Question

If \[{\text{F}} = 4\] and \[{\text{V}} = 3\], then the value of \[{\text{E}}\] is : (Use Euler’s formula)
A. \[7\]
B. \[5\]
C. \[4\]
D. \[1\]

Answer 1

Hint: Here we will be using Euler’s Formula which states that \[{\text{F + V = E + 2}}\] where, \[{\text{F}}\] is the number of faces, \[{\text{V}}\] the number of vertices, and \[{\text{E}}\] the number of edges.

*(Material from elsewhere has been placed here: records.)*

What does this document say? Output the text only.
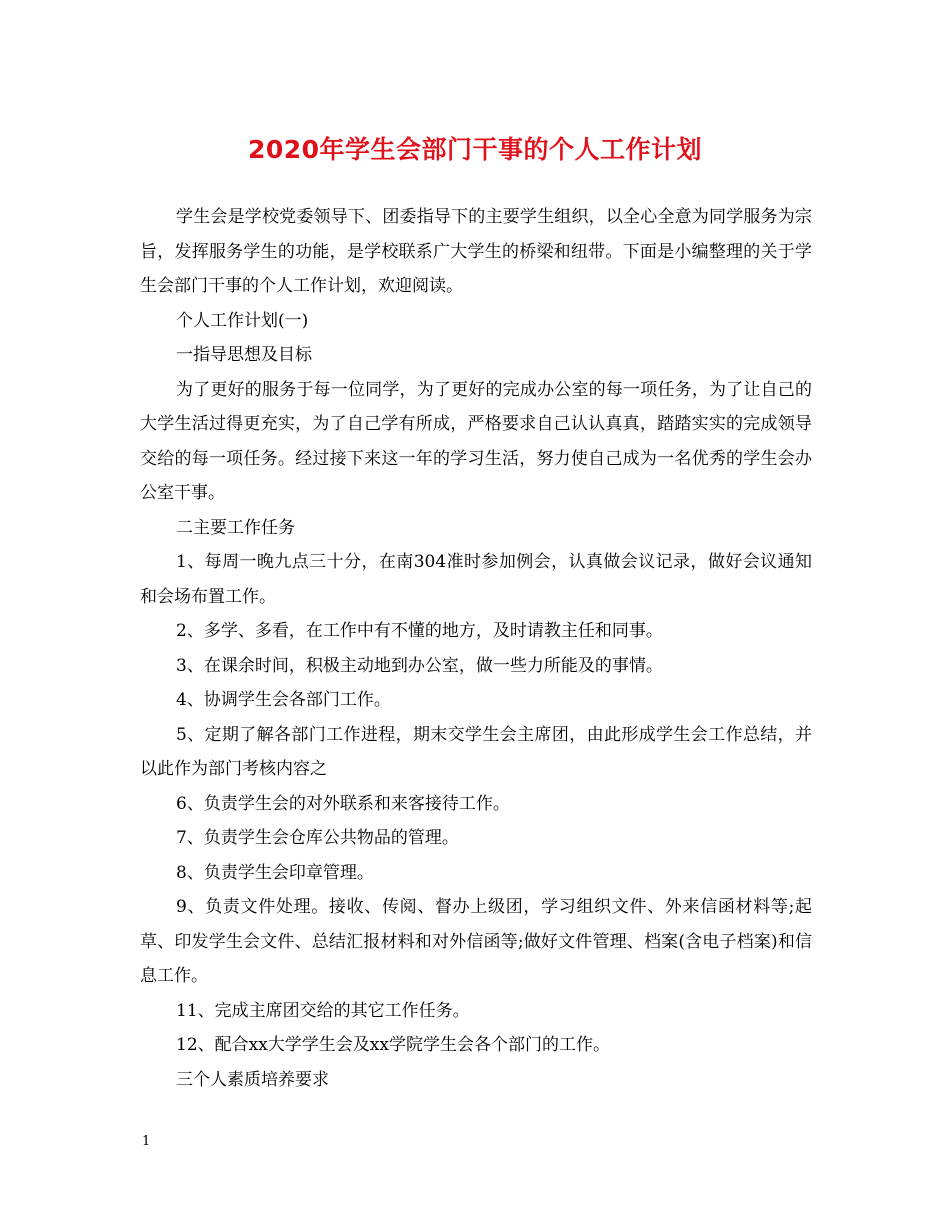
2020年学生会部门干事的个人工作计划

学生会是学校党委领导下、团委指导下的主要学生组织，以全心全意为同学服务为宗旨，发挥服务学生的功能，是学校联系广大学生的桥梁和纽带。下面是小编整理的关于学生会部门干事的个人工作计划，欢迎阅读。

个人工作计划(一)

一指导思想及目标

为了更好的服务于每一位同学，为了更好的完成办公室的每一项任务，为了让自己的大学生活过得更充实，为了自己学有所成，严格要求自己认认真真，踏踏实实的完成领导交给的每一项任务。经过接下来这一年的学习生活，努力使自己成为一名优秀的学生会办公室干事。

二主要工作任务

1、每周一晚九点三十分，在南304准时参加例会，认真做会议记录，做好会议通知和会场布置工作。

2、多学、多看，在工作中有不懂的地方，及时请教主任和同事。

3、在课余时间，积极主动地到办公室，做一些力所能及的事情。

4、协调学生会各部门工作。

5、定期了解各部门工作进程，期末交学生会主席团，由此形成学生会工作总结，并以此作为部门考核内容之

6、负责学生会的对外联系和来客接待工作。

7、负责学生会仓库公共物品的管理。

8、负责学生会印章管理。

9、负责文件处理。接收、传阅、督办上级团，学习组织文件、外来信函材料等;起草、印发学生会文件、总结汇报材料和对外信函等;做好文件管理、档案(含电子档案)和信息工作。

11、完成主席团交给的其它工作任务。

12、配合xx大学学生会及xx学院学生会各个部门的工作。

三个人素质培养要求

1
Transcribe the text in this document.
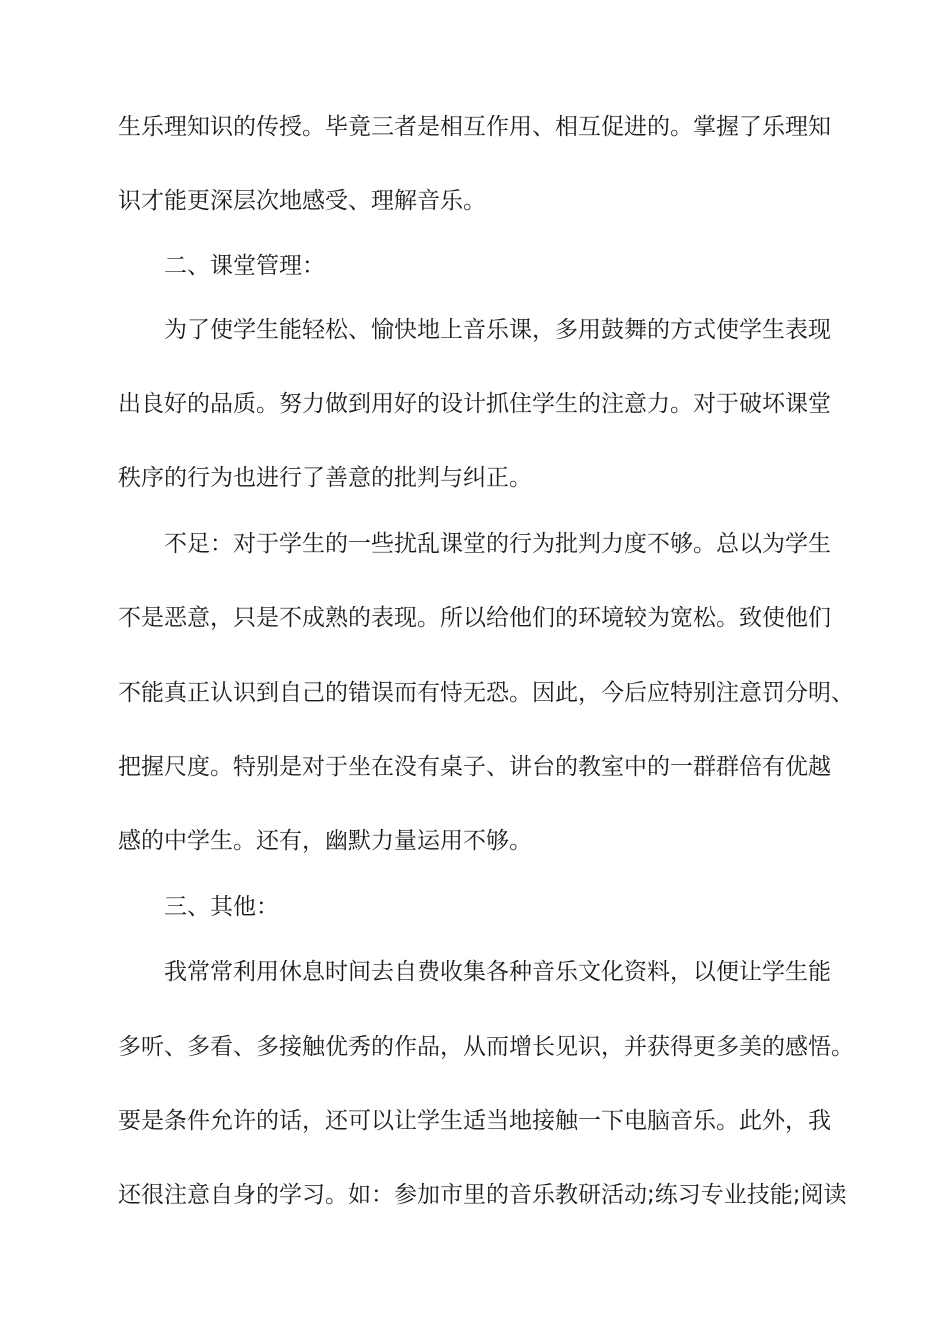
生乐理知识的传授。毕竟三者是相互作用、相互促进的。掌握了乐理知
识才能更深层次地感受、理解音乐。
二、课堂管理：
为了使学生能轻松、愉快地上音乐课，多用鼓舞的方式使学生表现
出良好的品质。努力做到用好的设计抓住学生的注意力。对于破坏课堂
秩序的行为也进行了善意的批判与纠正。
不足：对于学生的一些扰乱课堂的行为批判力度不够。总以为学生
不是恶意，只是不成熟的表现。所以给他们的环境较为宽松。致使他们
不能真正认识到自己的错误而有恃无恐。因此，今后应特别注意罚分明、
把握尺度。特别是对于坐在没有桌子、讲台的教室中的一群群倍有优越
感的中学生。还有，幽默力量运用不够。
三、其他：
我常常利用休息时间去自费收集各种音乐文化资料，以便让学生能
多听、多看、多接触优秀的作品，从而增长见识，并获得更多美的感悟。
要是条件允许的话，还可以让学生适当地接触一下电脑音乐。此外，我
还很注意自身的学习。如：参加市里的音乐教研活动;练习专业技能;阅读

Complete step-by-step solution:
Step 1: By substituting the values of \[{\text{F}} = 4\] and \[{\text{V}} = 3\] in the Euler’s formula
\[{\text{F + V = E + 2}}\] we get:\[{\text{4 + 3 = E + 2}}\]
Step 2: By adding the terms in the RHS side of the expression \[{\text{4 + 3 = E + 2}}\] we get:
\[ \Rightarrow 7{\text{ = E + 2}}\]
By bringing \[{\text{E}}\] into the RHS side and
\[{\text{7}}\] into the LHS side of the above expression we get:
\[ \Rightarrow {\text{E = 7 - 2}}\]
By subtracting the terms in the RHS side of the above expression we get:
\[ \Rightarrow {\text{E = 5}}\]
The value of \[{\text{E}}\] is \[5\].

Option B is the correct answer.

Note: Students should remember Euler’s formula which is topological invariance related to the number of faces, vertices, and edges of any polyhedron. It is written as \[{\text{F + V = E + 2}}\] where \[{\text{F}}\] is the number of faces, \[{\text{V}}\] the number of vertices, and \[{\text{E}}\] the number of edges.
For example, a cube has six faces, eight vertices, and twelve edges so it satisfies this formula because \[{\text{6 + 8 = 12 + 2}}\] so the LHS side equals the RHS side.
The second Euler’s formula used in trigonometry says that \[{{\text{e}}^{ix}} = \cos x + i\sin x\] where \[{\text{e}}\] is the base of the natural logarithm and \[i\] is the square root of \[{\text{ - 1}}\].